I was surprised. Hell, I was shocked. Oh, I knew he was a toucher and I enjoyed the shoulder rubs he was free with, but this was, well, different. It was intimate. He was well inside of what we used to call my "personal space." And his face was serious, no smile now, no grin.
"I would like what I just saw," he said, his eyes holding mine.
My, "Pshaw," made both of us giggle a little.
"David," I said, "I'm flattered but," and he cut me off by touching my lips with his fingertip.
"Marie," he said, and when he brushed his fingertips across my cheeks I felt a tingle in my belly, something I had only felt when I masturbated, "we're good together, we have fun together and, honestly, you are so much more interesting than any of the girls in school I can't wait to get home and be with you."
I was too surprised to speak.
"And we're both adults and," he kissed me then as his hands moved down, getting under the material of my robe and making my skin tighten in goosebumps where he touched.
"David," I said, but he cut me off with a kiss.
"I'm not a rapist," he said, his mouth so close to my ear that each word was a warm moist little puff, "and I'll stop if you say to."
I didn't say "Stop."
Instead, I said, "David, I'm three times your age."
His hands moved farther under the material of my robe.
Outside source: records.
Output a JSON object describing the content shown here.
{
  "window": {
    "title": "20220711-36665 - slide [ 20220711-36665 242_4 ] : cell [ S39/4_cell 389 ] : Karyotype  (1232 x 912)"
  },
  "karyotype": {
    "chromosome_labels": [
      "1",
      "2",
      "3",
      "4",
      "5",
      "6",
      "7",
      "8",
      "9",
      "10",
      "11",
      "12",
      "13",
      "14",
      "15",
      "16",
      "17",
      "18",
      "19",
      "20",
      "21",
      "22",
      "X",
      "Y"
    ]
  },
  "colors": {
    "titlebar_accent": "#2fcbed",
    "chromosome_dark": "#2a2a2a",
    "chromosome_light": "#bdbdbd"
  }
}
He started at my shoulders, his nails very lightly tickling slowly down my back, around the depression at the small of my back, and ending by covering my ass, his palms flat and gently pressing.
"I didn't hear 'stop,'" he said.
"David, stop," I said and he looked almost childlike the way his face fell.
I stood, taking deep breaths for several seconds and I was pleased at some deep, instinctual level to see that his breathing wasn't any too steady either.
"David," I said, this time it was
my
hand moving to lay gently on his cheeks, "I'm not saying 'no,' but I AM still hungry and I think we need to talk before this goes any farther."
And again, it was the childlike look on his face that got to me.
"Wellllll, a meatloaf sandwich WOULD be good," he said.
I made two sandwiches then, aware every second that I was naked under the light robe, aware every INSTANT that this man was watching me.
He said nothing while I prepared the sandwiches, cutting thick pieces of the meatloaf and adding a liberal coating of mayonnaise to the bread. I put the sandwiches on paper plates, added a handful of potato chips, poured two glasses of milk, set it all on the little kitchen table, and sat across from him.
After a couple of bites, the worst of my hunger assuaged, I could talk.
"What is it you think you want, David?" I asked.
He grinned around his own mouthful and said, "A woman who can make a sentence that does not include the words 'like,' 'totally,' or 'awesome,' and can talk about something other than how drunk she got."